Monday, March 28

awfulizing

hi baby,

it broke my heart to learn that tiny babies cry while they're still in their mommy's tummy.  soundlessly, because you have no air, but the movements and brainwaves are the same as a baby crying earthside.  you are growing so quickly -- does it hurt?  is that what makes you cry?  I wish more than anything I could keep you from hurting or crying, but like it always does, life brutally reminded me this past week that pain and crying are necessary for all of us to grow and change.
--- 
I can always tell when I'm growing.  Not literal growing, although I'm doing a lot of that too lately, but figurative growing.  because it hurts, and I squirm, and I fight it, and fidget and writhe around like a pathetic little flounder, and I resist it so frantically that I start to fall apart.  change can be harsh and uncomfortable, especially when it's fast and hard. ask any teething child. or pregnant lady. :) I'm finding that the physical growth of pregnancy is nothing compared to the psychological adjustment.
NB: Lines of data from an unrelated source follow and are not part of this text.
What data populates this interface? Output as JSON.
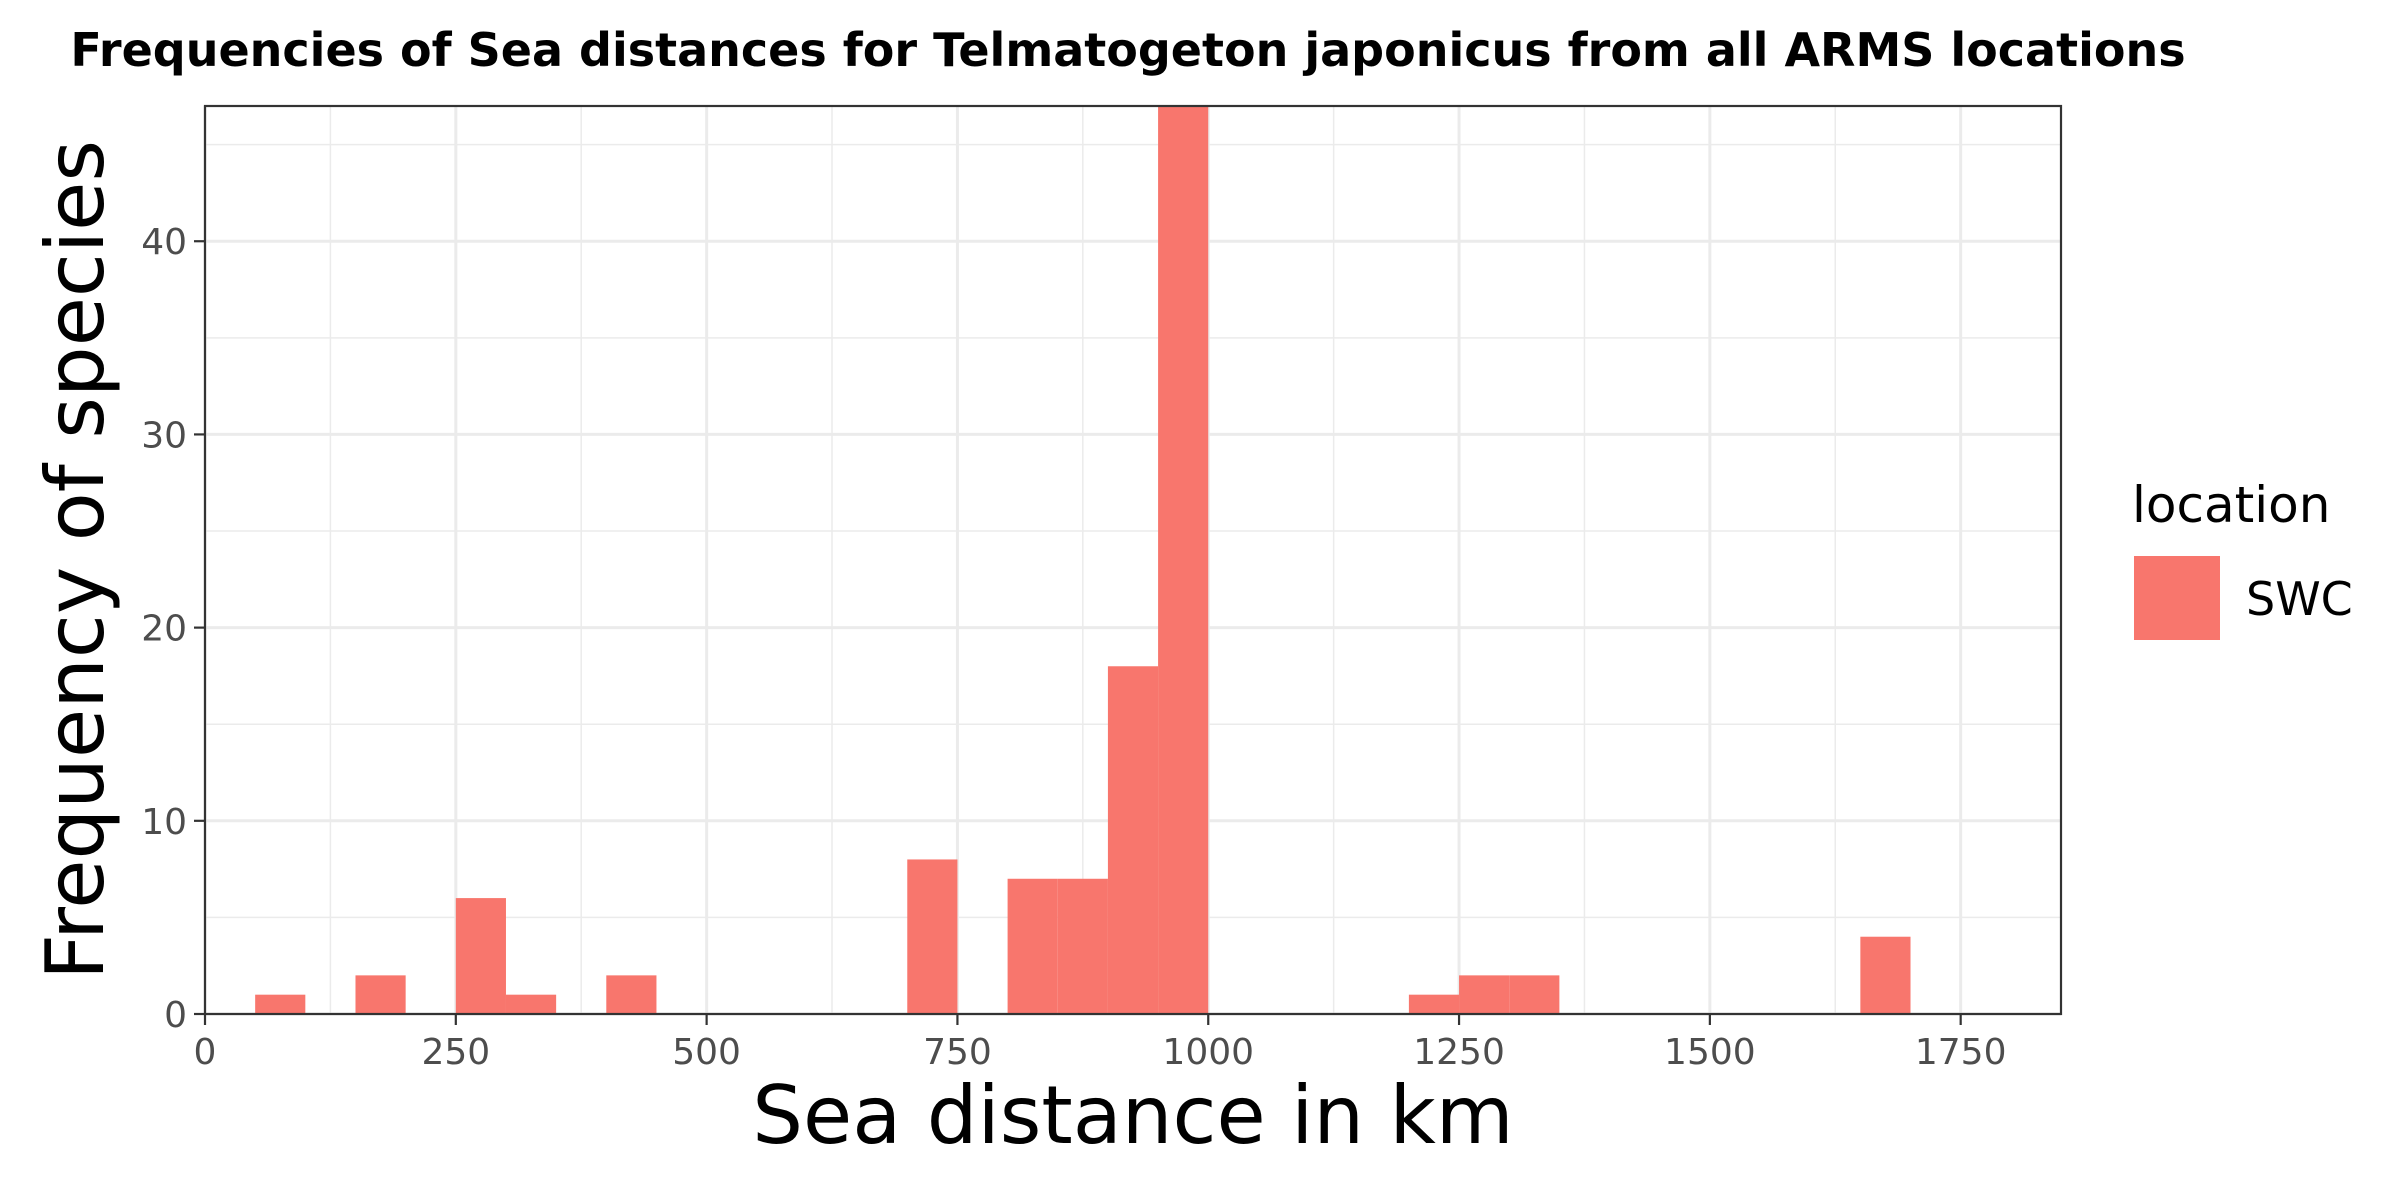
{
  "chart_data": {
    "type": "bar",
    "subtype": "histogram",
    "title": "Frequencies of Sea distances for Telmatogeton japonicus from all ARMS locations",
    "xlabel": "Sea distance in km",
    "ylabel": "Frequency of species",
    "xlim": [
      0,
      1850
    ],
    "ylim": [
      0,
      47
    ],
    "x_ticks": [
      0,
      250,
      500,
      750,
      1000,
      1250,
      1500,
      1750
    ],
    "x_tick_labels": [
      "0",
      "250",
      "500",
      "750",
      "1000",
      "1250",
      "1500",
      "1750"
    ],
    "y_ticks": [
      0,
      10,
      20,
      30,
      40
    ],
    "y_tick_labels": [
      "0",
      "10",
      "20",
      "30",
      "40"
    ],
    "bin_width": 50,
    "grid": true,
    "legend": {
      "title": "location",
      "position": "right"
    },
    "series": [
      {
        "name": "SWC",
        "color": "#f8766d",
        "bins": [
          {
            "x0": 50,
            "x1": 100,
            "count": 1
          },
          {
            "x0": 150,
            "x1": 200,
            "count": 2
          },
          {
            "x0": 250,
            "x1": 300,
            "count": 6
          },
          {
            "x0": 300,
            "x1": 350,
            "count": 1
          },
          {
            "x0": 400,
            "x1": 450,
            "count": 2
          },
          {
            "x0": 700,
            "x1": 750,
            "count": 8
          },
          {
            "x0": 800,
            "x1": 850,
            "count": 7
          },
          {
            "x0": 850,
            "x1": 900,
            "count": 7
          },
          {
            "x0": 900,
            "x1": 950,
            "count": 18
          },
          {
            "x0": 950,
            "x1": 1000,
            "count": 47
          },
          {
            "x0": 1200,
            "x1": 1250,
            "count": 1
          },
          {
            "x0": 1250,
            "x1": 1300,
            "count": 2
          },
          {
            "x0": 1300,
            "x1": 1350,
            "count": 2
          },
          {
            "x0": 1650,
            "x1": 1700,
            "count": 4
          }
        ]
      }
    ]
  }
}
and pregnancy ain't no etch-a-sketch.  this is one doodle that can't be un-did, Homeskillet. (10 points if you can name that movie.) (and not that I want to undo my doodle, just slow it way, way, wayyyyy down. haha)
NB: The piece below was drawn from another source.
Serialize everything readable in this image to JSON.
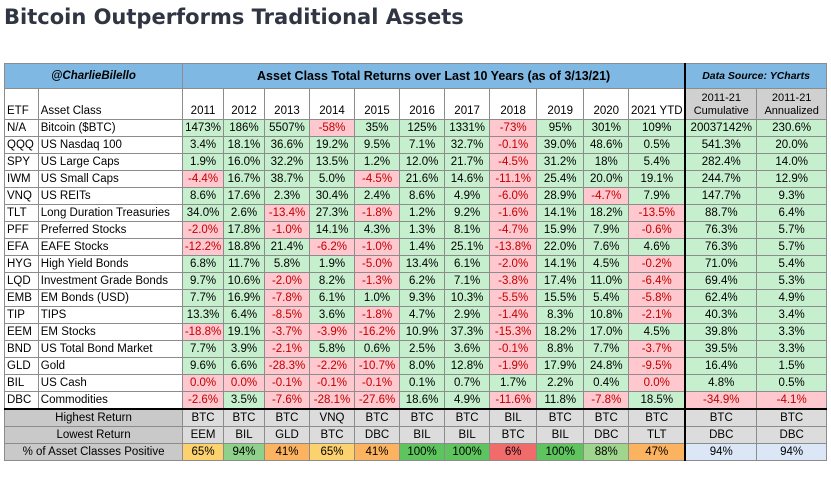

philip reminded me the other day to stop 'awfulizing' everything and I almost snapped back "I'm not awfulizing, I'm being realistic." but then I thought about it and our whole society tends to focus on the awful potential, and not the wonderful.  I have been totally guilty of predominantly thinking about all the barf and poop and noise and cost and inconvenience of having a baby -- I'm terrified of the post-partum period, and what having a baby might do to the relationship that I value more than anything, and I have no idea how to raise a human. But I've totally forgotten to think about the way a baby looks at you and touches your cheek while they're being rocked and fed, and I can't even begin to imagine the way my own baby might look at me. and maybe, just like pregnancy, post-partum will be completely different and not nearly as miserable as I imagine.  and I kind of feel like I project how terrible I know it's going to be to keep people from offering up unsolicited words of warning.  but we even teach our kids to awfulize the things they so look forward to, telling them to enjoy childhood now because being an adult and going to work and paying bills and driving in traffic sucks.  but does it? not really! paying bills is not any more sucky than having your parents tell you what to do all day long, and I'll take traffic any day to only being able to go as far as the end of the street.  we are taught from a young age to almost be ashamed when life is so good that you can't stop smiling about it..  that talking about how well something is going is 'bragging'  but is it, really? I think we all could use a little more loud obnoxious positivity.  I cannot wait to see philip napping on the couch with our baby on his chest, just the two of them breathing together.  It's going to be amazing to see my baby's squinting swollen perfect little eyes for the first time, or to watch him learning to walk, stumbling around with his arms out for balance like a baby-zombie, with the sweet expression his daddy has, and probably running into stuff just like I do.  I can't wait to see him get excited about something that the rest of us take for granted, like a potato bug, and then pick it up with pudgy baby fingers and put it in his slobbery mouth to see what it tastes like, wrinkling his nose when he isn't sure about potato bugs anymore.  certainly these little things will make all the figurative and literal stretching worth it.